Scientific Name: The scientific name for methadone is Methadone Hyrdrocloride. The chemical composition for methadone is 6-dimethylamino-4.4-diphenyl-3-heptanone.
Other Common Names: Methadone street names include ‘done’ or ‘the done,’ dollies, dolls, junk, metho, methadose, chocolate chip cookies, fizzies, Maria, wafers, biscuits, and salvia.
Description: Methadone is a pharmaceutical opioid which is a synthetic narcotic analgesic. It is a prescribed depressant drug most commonly used as a replacement drug for heroin, prescription opioids, and other narcotic drugs. Methadone helps drug addicts avoid physical withdrawal symptoms, does not cause the ‘high’ associated with drug addiction, and minimizes the harms related to drug use. Methadone is also used as a pain reliever after someone has a heart attack, surgery, or trauma.
Source: Methadone is chemically manufactured in a laboratory. It is a prescription drug, so most illicit methadone drugs were obtained by theft.
Forms: Methadone is manufactured as a tablet, oral solution, and injectable liquid. Pure methadone is a white crystalline powder.
Health Effects
Psychological Effects: Methadone can lead to drowsiness, lightheadedness, dizziness, concentration disorders, and mood swings. High doses of methadone may cause mental numbness. Low doses can lead to cravings for the drug of dependence, irritability, and aggression.
Methadone has potent sedative and central analgesic actions. It inhibits pain pathways and alters the perception and responses to pain. This is a dissociative effect. Methadone leads to generalized Central Nervous System (CNS) depression.
Physical Effects:
Acute – Methadone can cause sweating, abdominal cramps, difficulty passing urine, constipation, loss of appetite, aching muscles and joints, nausea, vomiting, irregular menstrual cycles, rashes and itching, dry mouth, facial flushing, and low sex drive. Methadone can pass into breast milk and cause drowsiness in a nursing infant or lead to the infant feeding poorly.
When methadone doses are too low, a variety of physical symptoms can develop. They include a runny nose, sneezing, difficult sleeping, high temperature but feeling cold, sweating, abdominal cramping, tremors and muscle spasms, and back and joint aches. The drug user may also develop a craving for the drug of addiction like heroin.
Symptoms of an overdose of methadone include pinpoint pupils, low body temperature, shallow breathing, slow pulse, low blood pressure, cold clammy skin with bluish tinge, occasional seizures, mental numbness. And coma.

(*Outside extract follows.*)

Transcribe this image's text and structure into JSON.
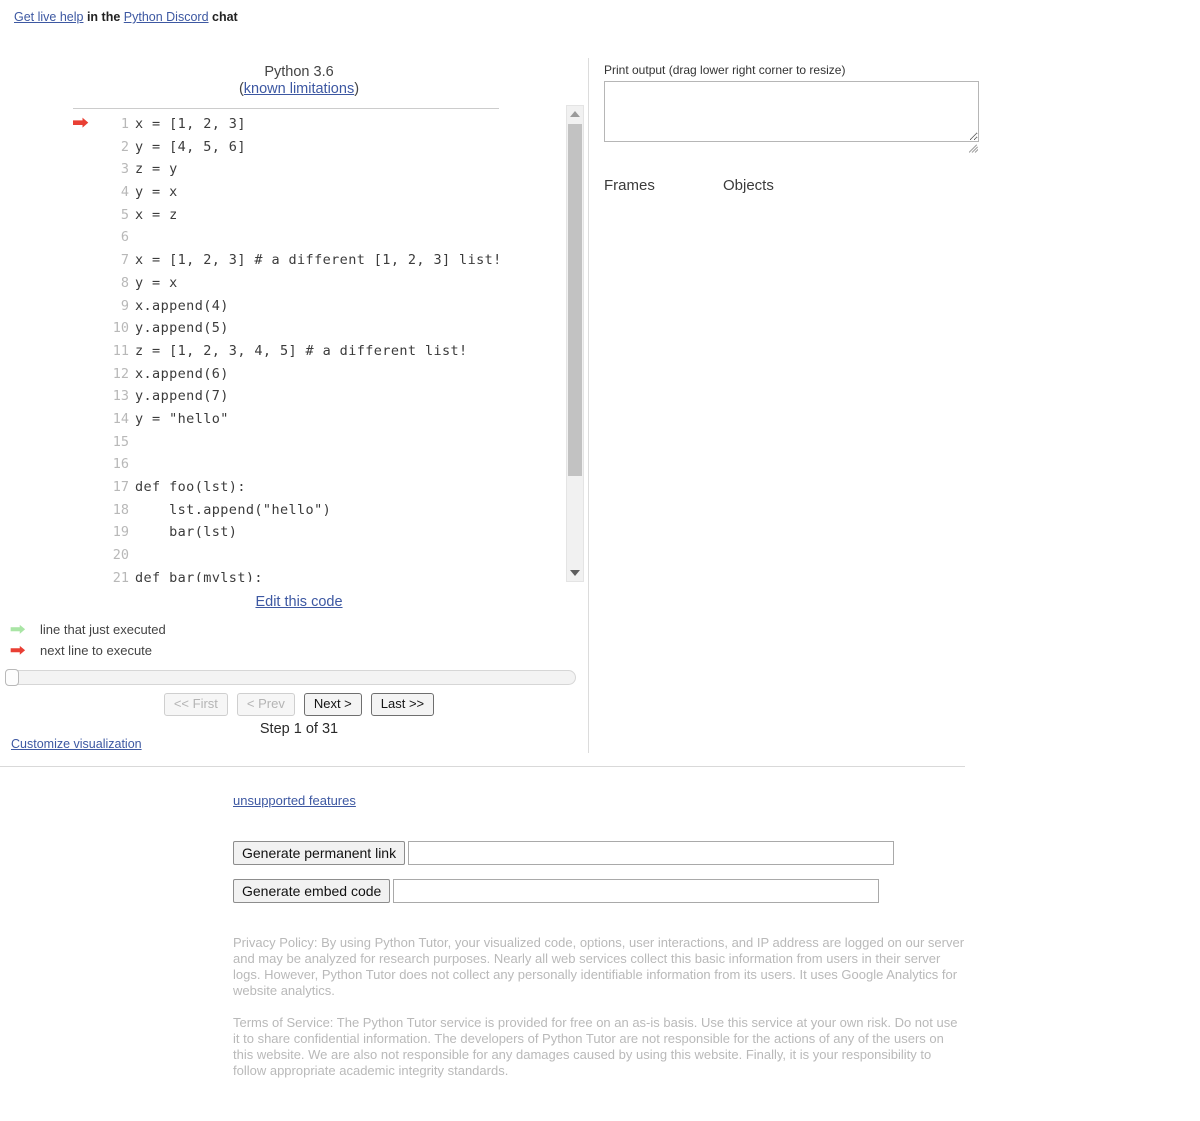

Long-Term – One long-term effect of methadone use is tooth decay. Weight gain may also occur. Methadone can cause a heart rhythm disorder to develop so people with heart disease or other heart disorders should not use methadone. An overdose of methadone can lead to respiratory distress because of the drug’s action on the respiratory system. A slow pulse and shallow breathing are two symptoms of an overdose. Methadone can stop breathing when not used in the correct prescribed amount, and can lead to a coma.
Detection Period: People taking methadone excrete methadone and a methadone metabolite (EDDP) in urine. The approximate detection time through urinalysis for both the parent and metabolite is up to 7 days. However, the actual detection period is dependent on the amount of methadone taken. Though a member of the opioid family of drugs, methadone is not detected through standard drug testing for opioids. Methadone is not covered in the Australian/NZ 4308:2008 standard for urine testing of drugs of abuse. There are special drug tests performed in laboratories that can detect methadone and the methadone metabolite.
Legal Status: Methadone is a Schedule 8 Drug (Drugs of Addiction) per the Standard for the Uniform Scheduling of Medicines and Poisons. It must be prescribed by a doctor, and the prescription is valid for six months at a time.
Other Information: Methadone is not a cure for heroin or narcotic addition. It is a form of treatment intended to stabilize a person who is addicted and enable him or her to improve the quality of life. The drug is habit-forming. Users develop a tolerance for it, requiring additional amounts to achieve the same effect. There are also withdrawal symptoms. Withdrawal from methadone occurs more slowly and with less intensity than heroin withdrawal. Full withdrawal takes approximately six days but can take longer. Treatment can last from one year to more than 20 years. Because methadone is a CNS depressant, it should not be used with sedatives, tranquilizers, other narcotic analgesics, or any other CNS depressant drugs.